I read very carefully the publication by Nieto-González et al.1 in Reumatología Clínica, where they present their experience of teleconsultation in paediatric rheumatology during COVID-19. I would like to express my opinion from an ethical perspective.
The COVID-19 pandemic caused by severe acute respiratory syndrome coronavirus 2 (SARS-CoV-2) has caused a major health, social, and economic crisis worldwide.2 In a complex situation involving an extreme need for rationality and common sense, the concept of ethical distress regarding the values of healthcare professionals, a group clearly under great strain and at high risk of exposure and contagion, has re-emerged. Ethical distress is defined as the feeling of professional anguish at not being able to carry out their work with the minimum standards of quality care, caused by a lack of sufficient resources, among other factors. It has resulted in emotional exhaustion, moral suffering, accumulated fatigue, and burnout, but also in good practices of change, resilience, and transformation. This last point is of positive note and is where the teleconsultation initiative experienced by the authors in the context of ethical distress comes into play.

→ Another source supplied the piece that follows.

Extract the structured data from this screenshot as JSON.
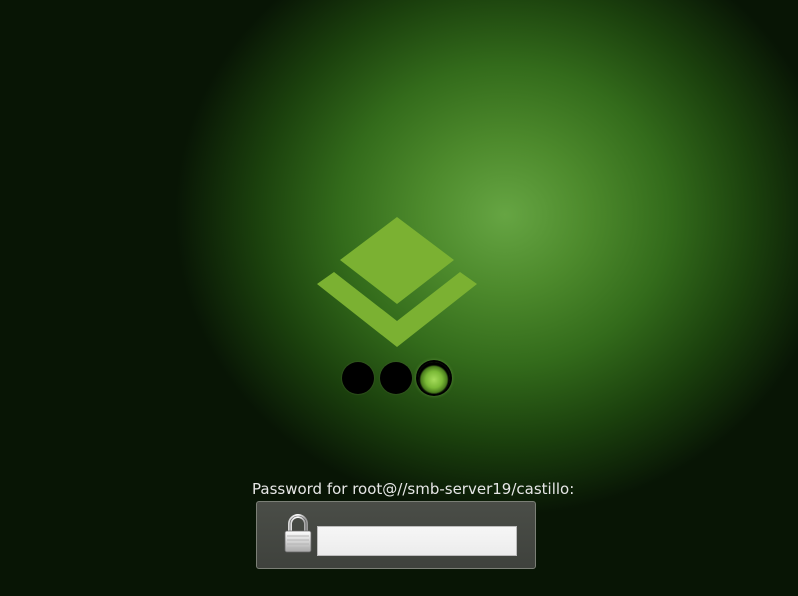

It is also just as important to emphasise that the ethics of corporate values of organisations and the system have been affected by public health (a higher good) in terms of: universality, justice, autonomy, intimacy, privacy, confidentiality, humanisation, communication, etc.3 In this sense, the pandemic has revealed some shortcomings, prompting new projects to respond to arising needs: adaptation of the organisation, adaptation of care and non-care processes and spaces, and good practices in the relationship with patients and relatives, along with coordination with other levels of care. This solution presented by the authors during the COVID-19 pandemic has also been reinvented from a corporate and organisational perspective.
Finally, I would suggest that we must rethink the future and recover lost gratitude and self-esteem (as a society and as health professionals), after a pandemic that has been a call for attention and action, to put everything back on track. It is an occasion for examination, learning, and improvement where we can relate to Japanese culture in the concepts of repair (kintsugi), reordering (nankurunaisa), and harmony (feng shui), and take up new challenges in person-centred care.